Inspirée par la création du DOGE, le fameux pseudoministère de l’efficacité gouvernementale aux États-Unis qu’elle qualifie de « comité de la hache antibureaucratique », Valérie Pécresse estime qu’il est nécessaire de faire sauter le tabou de la performance publique.
Certes, on ne peut pas lui donner tort lorsqu’au micro de France Inter elle met en avant « qu’il y a du gaspillage, il y a de la sur-normes. » Selon elle, il faudrait tout réorganiser. Elle va même jusqu’à demander aux ministres de devenir des « chasseurs de gaspillage ». Rien de choquant jusqu’ici, surtout dans le climat actuel d’économie sur la dépense publique.
Mais pourquoi choisir l’ADEME comme exemple – ou plutôt comme cible – en proposant sa suppression pure et simple ? Parce que, selon la présidente de la région Île-de-France, « l’ADEME représente 5 milliards de budget et plus de 1 000 agents » et que le travail fourni par l’agence ferait doublon avec celui de la Caisse des territoires et des régions. La solution semble alors évidente, bien que radicale, pour réduire la note : supprimer l’agence pour supprimer tous les frais fixes et frais de structure.
Le président de l’ADEME contre-attaque
Présentées comme cela, les choses sont simples. Mais la réalité est bien différente, car ce procès qui est fait à l’ADEME est injuste. La ministre de la Transition écologique va même plus loin : pour elle, les propositions de la droite seraient teintées de populisme et de démagogie.
En réponse aux critiques de plusieurs élus, Sylvain Waserman, président de l’ADEME, a donc tenu à rappeler quelques faits concernant l’agence.
- À propos des 5 milliards d’euros de budget : en 2024, le budget alloué à l’ADEME était de 3,4 milliards d’euros, pas de 5 milliards !
- 92 % de ce budget est alloué à des aides directes aux collectivités locales et aux entreprises : ces sommes permettent aux collectivités et aux entreprises de financer des actions bien réelles en faveur de la transition écologique (réseaux de chaleur, rénovation énergétique des bâtiments, mobilité durable, valorisation des déchets, etc.)
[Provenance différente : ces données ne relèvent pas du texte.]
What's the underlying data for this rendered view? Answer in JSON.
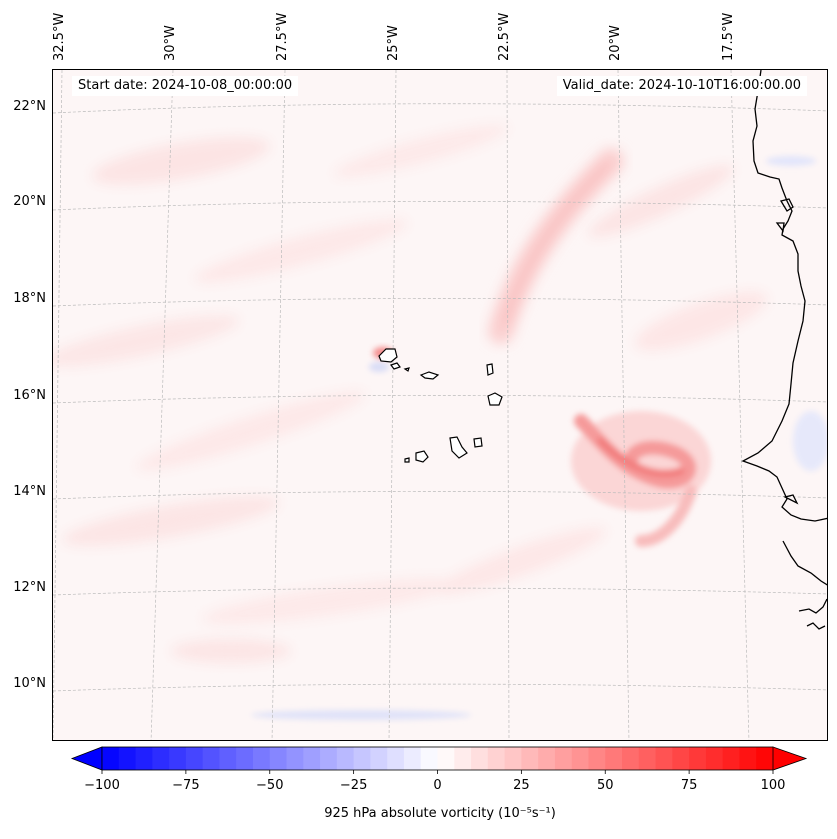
{
  "map": {
    "start_date": "Start date: 2024-10-08_00:00:00",
    "valid_date": "Valid_date: 2024-10-10T16:00:00.00",
    "lon_labels": [
      "32.5°W",
      "30°W",
      "27.5°W",
      "25°W",
      "22.5°W",
      "20°W",
      "17.5°W"
    ],
    "lat_labels": [
      "22°N",
      "20°N",
      "18°N",
      "16°N",
      "14°N",
      "12°N",
      "10°N"
    ],
    "lon_values": [
      -32.5,
      -30,
      -27.5,
      -25,
      -22.5,
      -20,
      -17.5
    ],
    "lat_values": [
      22,
      20,
      18,
      16,
      14,
      12,
      10
    ],
    "extent": {
      "lon_min": -32.5,
      "lon_max": -15.3,
      "lat_min": 8.9,
      "lat_max": 22.8
    }
  },
  "colorbar": {
    "label": "925 hPa absolute vorticity (10⁻⁵s⁻¹)",
    "ticks": [
      "−100",
      "−75",
      "−50",
      "−25",
      "0",
      "25",
      "50",
      "75",
      "100"
    ],
    "range": [
      -100,
      100
    ],
    "low_color": "#0000ff",
    "mid_color": "#ffffff",
    "high_color": "#ff0000"
  },
  "colors": {
    "background_field": "#fdf6f6",
    "coastline": "#000000",
    "gridline": "#bbbbbb"
  }
}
- Les frais de fonctionnement de l’ADEME : ils représentent seulement quelques % de ce budget et servent notamment à payer les 1 000 ETP (coût de 100 millions d’euros) et les loyers.
L’ADEME, une agence utile et performante
Contrairement à ce que laissent entendre ses détracteurs, l’ADEME n’est donc pas une agence inutile, qui dilapiderait l’argent public. C’est même tout l’inverse, puisque l’Inspection Générale des Finances a récemment salué la rigueur de gestion de l’ADEME, à l’issue d’un audit de quatre mois.
Encore mieux : l’IGF recommande même d’augmenter les effectifs de l’agence, ce qui prouve l’utilité de ces postes. Car, comme le rappelle Sylvain Waserman, l’ADEME « fournit des outils, de l’expertise, avec notamment 150 chercheurs et 500 ingénieurs, en suivant une méthodologie scientifique pour opérer la transition. »
L’ADEME propose donc une expertise technique précieuse, sur laquelle s’appuient ses partenaires, notamment les régions et la Banque des territoires. Il est donc faux de dire que l’ADEME fait doublon !
Enfin, l’idée de supprimer l’ADEME tout en conservant ses effectifs, en les répartissant dans d’autres administrations, semble assez peu réaliste, car l’ADEME est constituée à 98 % de salariés du privé.
La remise en question de la transition écologique : le véritable débat derrière la polémique
Pour Sylvain Waserman, ces attaques soulèvent aussi une question fondamentale. Veut-on juste revoir la gouvernance de l’ADEME ou plutôt « couper l’argent public que l’État consacre à la transition écologique ? »
Nous en saurons plus fin janvier, à l’issue des auditions de l’ADEME, mais aussi de l’Office Français de la Biodiversité et de l’Agence Bio par la commission du développement durable à l’Assemblée nationale.